Speakers
Description
The rapid growth of artificial intelligence writing tools has created new opportunities for university students, but it has also raised concerns about learner autonomy in English as a foreign language writing. This study examines how dependency on these tools relates to autonomous writing behaviour among engineering students at a Vietnamese university. Drawing on frameworks of learner autonomy and writing self-efficacy, it adopted a convergent parallel mixed-methods design. Data were collected through a questionnaire completed by 120 mechanical, electrical, and automotive engineering students and semi-structured interviews with 9 purposively selected participants. The quantitative findings showed that more than three quarters of the students used artificial intelligence writing tools at least three times a week, mainly to generate sentences and paragraphs rather than to revise their own writing. Tool dependency was the strongest negative predictor of autonomous writing behaviour, whereas writing self-efficacy was the strongest positive predictor.

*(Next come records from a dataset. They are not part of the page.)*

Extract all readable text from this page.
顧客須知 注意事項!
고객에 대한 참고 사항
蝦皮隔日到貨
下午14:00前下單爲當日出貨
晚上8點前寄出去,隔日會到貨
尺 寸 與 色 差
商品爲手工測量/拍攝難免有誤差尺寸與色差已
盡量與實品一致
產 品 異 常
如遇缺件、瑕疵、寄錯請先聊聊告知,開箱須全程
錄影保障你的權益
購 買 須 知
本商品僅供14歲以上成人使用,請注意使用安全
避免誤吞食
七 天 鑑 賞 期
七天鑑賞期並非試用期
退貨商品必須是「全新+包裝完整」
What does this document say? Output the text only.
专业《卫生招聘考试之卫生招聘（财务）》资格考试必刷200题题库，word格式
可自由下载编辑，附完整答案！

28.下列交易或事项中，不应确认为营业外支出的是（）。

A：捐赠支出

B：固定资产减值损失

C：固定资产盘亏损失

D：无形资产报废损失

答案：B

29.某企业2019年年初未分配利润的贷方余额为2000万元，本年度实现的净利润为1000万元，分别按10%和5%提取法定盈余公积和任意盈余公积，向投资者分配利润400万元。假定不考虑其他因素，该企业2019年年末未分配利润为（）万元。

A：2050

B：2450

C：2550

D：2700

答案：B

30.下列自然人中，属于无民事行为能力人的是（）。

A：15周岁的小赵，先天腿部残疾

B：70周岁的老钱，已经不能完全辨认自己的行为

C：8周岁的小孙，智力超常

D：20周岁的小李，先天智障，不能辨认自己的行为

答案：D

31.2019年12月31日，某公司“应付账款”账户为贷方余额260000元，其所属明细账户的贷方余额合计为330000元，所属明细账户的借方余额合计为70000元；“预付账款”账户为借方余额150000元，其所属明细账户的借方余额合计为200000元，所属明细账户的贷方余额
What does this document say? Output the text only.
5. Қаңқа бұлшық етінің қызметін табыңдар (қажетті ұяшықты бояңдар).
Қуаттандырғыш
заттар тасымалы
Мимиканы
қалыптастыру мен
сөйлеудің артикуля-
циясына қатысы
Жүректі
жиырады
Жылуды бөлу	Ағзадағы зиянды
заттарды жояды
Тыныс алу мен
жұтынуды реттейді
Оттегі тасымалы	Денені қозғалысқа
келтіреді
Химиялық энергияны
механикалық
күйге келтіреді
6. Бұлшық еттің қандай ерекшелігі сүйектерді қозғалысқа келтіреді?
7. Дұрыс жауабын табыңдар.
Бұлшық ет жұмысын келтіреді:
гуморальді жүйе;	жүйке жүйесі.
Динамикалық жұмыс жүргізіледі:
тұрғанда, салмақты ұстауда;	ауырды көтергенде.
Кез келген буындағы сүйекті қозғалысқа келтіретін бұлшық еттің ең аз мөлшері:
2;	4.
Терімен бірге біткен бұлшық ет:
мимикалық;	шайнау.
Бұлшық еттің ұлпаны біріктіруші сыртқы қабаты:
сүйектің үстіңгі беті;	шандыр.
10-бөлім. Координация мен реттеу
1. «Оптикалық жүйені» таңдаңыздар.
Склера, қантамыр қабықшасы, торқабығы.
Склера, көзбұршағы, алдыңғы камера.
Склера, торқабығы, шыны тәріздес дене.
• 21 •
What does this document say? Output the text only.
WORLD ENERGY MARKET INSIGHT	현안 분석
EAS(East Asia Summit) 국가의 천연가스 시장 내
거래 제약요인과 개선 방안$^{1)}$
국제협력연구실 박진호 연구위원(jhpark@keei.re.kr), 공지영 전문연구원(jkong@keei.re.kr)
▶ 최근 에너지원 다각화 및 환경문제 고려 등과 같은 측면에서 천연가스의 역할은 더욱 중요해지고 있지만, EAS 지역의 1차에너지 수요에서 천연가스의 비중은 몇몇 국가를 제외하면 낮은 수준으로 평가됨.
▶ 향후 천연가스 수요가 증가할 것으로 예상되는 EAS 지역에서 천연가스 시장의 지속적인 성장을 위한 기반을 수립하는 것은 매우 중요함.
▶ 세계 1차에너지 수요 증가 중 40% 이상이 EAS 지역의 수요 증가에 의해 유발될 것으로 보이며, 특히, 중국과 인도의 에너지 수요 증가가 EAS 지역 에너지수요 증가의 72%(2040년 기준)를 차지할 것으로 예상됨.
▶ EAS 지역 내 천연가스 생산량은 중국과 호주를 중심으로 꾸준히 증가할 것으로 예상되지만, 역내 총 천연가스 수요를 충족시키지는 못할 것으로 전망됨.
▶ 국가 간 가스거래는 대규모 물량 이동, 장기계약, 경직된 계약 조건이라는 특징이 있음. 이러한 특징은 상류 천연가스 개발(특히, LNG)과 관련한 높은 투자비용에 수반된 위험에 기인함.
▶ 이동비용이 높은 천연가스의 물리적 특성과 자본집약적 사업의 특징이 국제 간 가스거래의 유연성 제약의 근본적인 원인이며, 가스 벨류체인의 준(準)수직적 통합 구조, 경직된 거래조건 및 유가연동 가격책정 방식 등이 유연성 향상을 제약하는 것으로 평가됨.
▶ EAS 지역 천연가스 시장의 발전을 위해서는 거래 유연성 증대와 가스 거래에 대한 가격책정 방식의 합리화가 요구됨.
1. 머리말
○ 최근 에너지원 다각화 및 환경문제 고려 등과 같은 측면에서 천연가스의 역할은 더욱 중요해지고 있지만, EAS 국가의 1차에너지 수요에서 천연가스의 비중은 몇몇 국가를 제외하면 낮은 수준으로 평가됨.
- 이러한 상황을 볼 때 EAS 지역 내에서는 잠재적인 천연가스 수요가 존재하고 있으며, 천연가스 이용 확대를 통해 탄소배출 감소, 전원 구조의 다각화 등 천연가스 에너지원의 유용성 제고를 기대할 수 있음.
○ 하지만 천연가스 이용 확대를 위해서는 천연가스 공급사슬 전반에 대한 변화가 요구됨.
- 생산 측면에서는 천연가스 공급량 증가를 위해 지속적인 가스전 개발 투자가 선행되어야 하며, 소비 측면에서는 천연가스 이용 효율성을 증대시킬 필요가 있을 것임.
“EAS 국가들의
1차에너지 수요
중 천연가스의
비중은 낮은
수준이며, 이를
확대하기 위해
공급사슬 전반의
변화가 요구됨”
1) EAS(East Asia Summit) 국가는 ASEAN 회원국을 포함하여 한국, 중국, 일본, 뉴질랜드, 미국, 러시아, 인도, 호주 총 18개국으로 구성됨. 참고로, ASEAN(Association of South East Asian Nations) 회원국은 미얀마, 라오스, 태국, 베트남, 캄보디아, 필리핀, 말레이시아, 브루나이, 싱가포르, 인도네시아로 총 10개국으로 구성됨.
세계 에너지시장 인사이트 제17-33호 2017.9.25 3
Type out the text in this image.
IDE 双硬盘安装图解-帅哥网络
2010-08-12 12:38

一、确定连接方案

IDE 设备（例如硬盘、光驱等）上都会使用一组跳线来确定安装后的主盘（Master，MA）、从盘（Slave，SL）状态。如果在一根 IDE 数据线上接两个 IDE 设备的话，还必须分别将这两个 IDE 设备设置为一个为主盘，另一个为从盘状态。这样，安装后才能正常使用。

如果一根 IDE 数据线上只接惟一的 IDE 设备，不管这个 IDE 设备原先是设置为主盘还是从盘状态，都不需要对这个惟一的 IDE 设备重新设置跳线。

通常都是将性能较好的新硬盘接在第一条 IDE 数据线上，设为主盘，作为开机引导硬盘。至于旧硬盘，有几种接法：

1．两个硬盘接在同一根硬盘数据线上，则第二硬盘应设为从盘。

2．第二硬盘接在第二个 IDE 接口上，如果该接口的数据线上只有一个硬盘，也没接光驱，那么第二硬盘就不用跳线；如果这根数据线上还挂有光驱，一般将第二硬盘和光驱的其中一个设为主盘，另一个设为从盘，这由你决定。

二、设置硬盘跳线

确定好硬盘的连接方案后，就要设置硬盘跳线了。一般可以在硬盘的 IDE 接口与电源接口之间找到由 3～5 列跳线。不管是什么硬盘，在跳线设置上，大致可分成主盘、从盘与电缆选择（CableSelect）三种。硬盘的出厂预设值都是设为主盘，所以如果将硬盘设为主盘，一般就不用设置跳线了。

The interview data further explained this relationship through three themes: cognitive offloading, motivational displacement, and reduced metacognitive engagement. These findings suggest that unguided use of artificial intelligence writing tools may weaken students' planning, monitoring, and evaluation of their writing. The study offers evidence from a Vietnamese English for Specific Purposes context and discusses implications for curriculum design, writing assessment, and responsible technology-supported writing instruction in technical higher education.
Keywords: artificial intelligence writing tools; learner autonomy; autonomous writing behaviour; writing self-efficacy; English for Specific Purposes; Vietnamese higher education
Biography
Nguyen Thanh Trung holds a Master of Arts in English Linguistics from Hanoi University of Industry (HaUI), Vietnam, where he currently works as a lecturer. His research interests include English language education, language assessment, self-regulated learning, curriculum design, and teaching methodology.